The Mummy (2017) Review
Let me start by saying that this wasn’t completely awful. Maybe all the terrible reviews I read had the effect of managing my expectations, but bottom line is I didn’t hate this movie. I assumed — rightly — that it would be a pretty standard action runaround through CG effects, like so many big budget movies nowadays. In fact, there were a couple of genuinely creepy horror moments, which I honestly didn’t expect. The decision to have the Mummy discovered in Iraq rather than Egypt makes not a lick of sense in terms of realism, but thematically ‘America goes to Iraq, unleashes horror’ is surprisingly close to the original Mummy idea of ‘Britain goes to Egypt, unleashes horror.’
Honestly, if this was a one off Mummy movie, I’d say it was adequate, if not especially memorable. Yes, the ending is awful for a whole lot of reasons. Yes, the gender politics are even worse than most horror movies. Yes, if I were ranking movies I’ve seen titled ‘The Mummy’ it would probably come in forth. Even so, if this is the worst movie I see this year, I’ll consider myself lucky.
But that’s viewing The Mummy as a one-off film. But this is the introduction to the Dark Universe, Universal’s attempt to get at some of that sweet, sweet shared universe money that Marvel is raking in. How does it do on that score?
Well, let’s start with the problem of escalation. The whole shared universe idea is based on this — individual characters leading to ensembles; one-on-one fights leading to massive battles. The Mummy is super powerful, able to summon sandstorms, hordes of animals and undead legions (it’s really only the fact that she dismisses her zombies in the final fight scene that gives Tom Cruise the opportunity to defeat her). The film series is supposed to escalate from this to Phantom of the Opera? Seriously?
The bigger issue is characterisation. One of the critical elements of the old Universal horror movies was that, sure you wanted the monsters to lose, but you sympathised with them. You could see why they were doing the terrible things that they were doing. The Frankenstein Monster, the Mummy, the Wolf Man — you get them. Hell, watch The Creature from the Black Lagoon, and tell me you don’t side with the poor Gill Man more often than the jerks who keep messing with him. The Universal monster movies are technically dated, their pacing is creaky and slow and the plots often make very little sense. But that sense of sympathy is what keeps them popular decades later. Lose that, and you lose the entire point of bringing those characters back.
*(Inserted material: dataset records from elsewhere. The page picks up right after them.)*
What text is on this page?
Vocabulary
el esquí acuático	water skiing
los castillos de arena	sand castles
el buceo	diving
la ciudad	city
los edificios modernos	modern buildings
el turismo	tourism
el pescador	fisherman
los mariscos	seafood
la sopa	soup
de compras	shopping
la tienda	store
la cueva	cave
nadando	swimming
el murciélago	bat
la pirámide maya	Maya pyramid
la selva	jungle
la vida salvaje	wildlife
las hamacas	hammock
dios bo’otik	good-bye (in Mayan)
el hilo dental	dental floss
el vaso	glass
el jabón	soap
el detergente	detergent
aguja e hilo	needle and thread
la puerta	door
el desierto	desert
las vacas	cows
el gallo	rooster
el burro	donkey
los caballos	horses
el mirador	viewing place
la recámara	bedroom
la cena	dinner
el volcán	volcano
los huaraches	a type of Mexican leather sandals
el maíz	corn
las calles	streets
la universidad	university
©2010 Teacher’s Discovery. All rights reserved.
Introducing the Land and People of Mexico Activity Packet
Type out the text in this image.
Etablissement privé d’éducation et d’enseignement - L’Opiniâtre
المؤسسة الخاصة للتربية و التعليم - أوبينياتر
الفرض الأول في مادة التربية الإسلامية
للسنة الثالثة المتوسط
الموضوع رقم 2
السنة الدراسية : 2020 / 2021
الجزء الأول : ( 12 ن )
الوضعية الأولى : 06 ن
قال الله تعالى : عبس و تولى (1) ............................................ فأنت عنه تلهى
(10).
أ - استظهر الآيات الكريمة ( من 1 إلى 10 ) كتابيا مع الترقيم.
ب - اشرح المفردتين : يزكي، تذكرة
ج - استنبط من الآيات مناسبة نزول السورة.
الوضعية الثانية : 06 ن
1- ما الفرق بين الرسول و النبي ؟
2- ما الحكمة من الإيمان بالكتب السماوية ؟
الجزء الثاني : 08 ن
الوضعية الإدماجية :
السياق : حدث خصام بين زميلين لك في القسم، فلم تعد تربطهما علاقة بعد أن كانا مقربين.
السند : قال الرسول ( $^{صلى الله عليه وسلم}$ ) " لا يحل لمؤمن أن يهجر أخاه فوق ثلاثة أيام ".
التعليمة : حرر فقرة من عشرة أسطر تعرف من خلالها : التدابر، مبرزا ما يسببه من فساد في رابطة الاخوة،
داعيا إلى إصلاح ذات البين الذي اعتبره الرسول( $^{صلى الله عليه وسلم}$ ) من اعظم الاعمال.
The Mummy herself is extremely undercharacterised. That the Mummy committed the crimes that lead to her mummification… we’re pretty clear on that. There’s even a half-hearted attempt to let us understand why she did what she did. Sofia Boutella plays this scene very nicely, but the script stops short of getting into her motivations. Instead, when Cruise’s questions her reasoning, she brushes his questions away. As to why was she trying to unleash Set upon earth? No idea. Destiny? That usually works when you can’t be bothered setting up motivation.
Tom Cruise’s character, (who I believe was named ‘Thomas Cruise-Character, esq.’) was basically a charming douchebag, much like Cruise has been playing almost nonstop since the 1980s. But we’re told that he’s redeemable, based on the fact that he’s somewhat nice to a woman during the movie, after being unkind to her beforehand. Great redemption arc, I guess?
Thomas Cruise-Character’s love interest, Generica, was a character. She was in the movie.
Oddly, the character who actually worked the best – whose motivations and reasoning were actually backed by script and acting – was Russel Crowe’s Dr Jekyll/Mr Hyde. He/they are head of a secret British organisation dedicated to fighting monsters, known as UNIT the Watcher’s Council Torchwood the Prodigium. Crowe’s the only person in the movie who looks like he’s having any fun at all. He plays Jekyll as a cross between a pretentious academic and a cold-hearted puritan, which actually works towards explaining and justifying the callousness with which the Prodigium works. And he plays Mr Hyde like Russel Crowe on a bender, which is also a good acting choice.
So is Dark Universe going to work? My bet’s on ‘no’. Honestly, a low-budget reboot of the original Universal monsters could be a nice little money maker for Universal. The insistence on it being an effects heavy, star-driven series suggests to me that it will struggle to make a profit. I suspect it will be quietly shelved before long.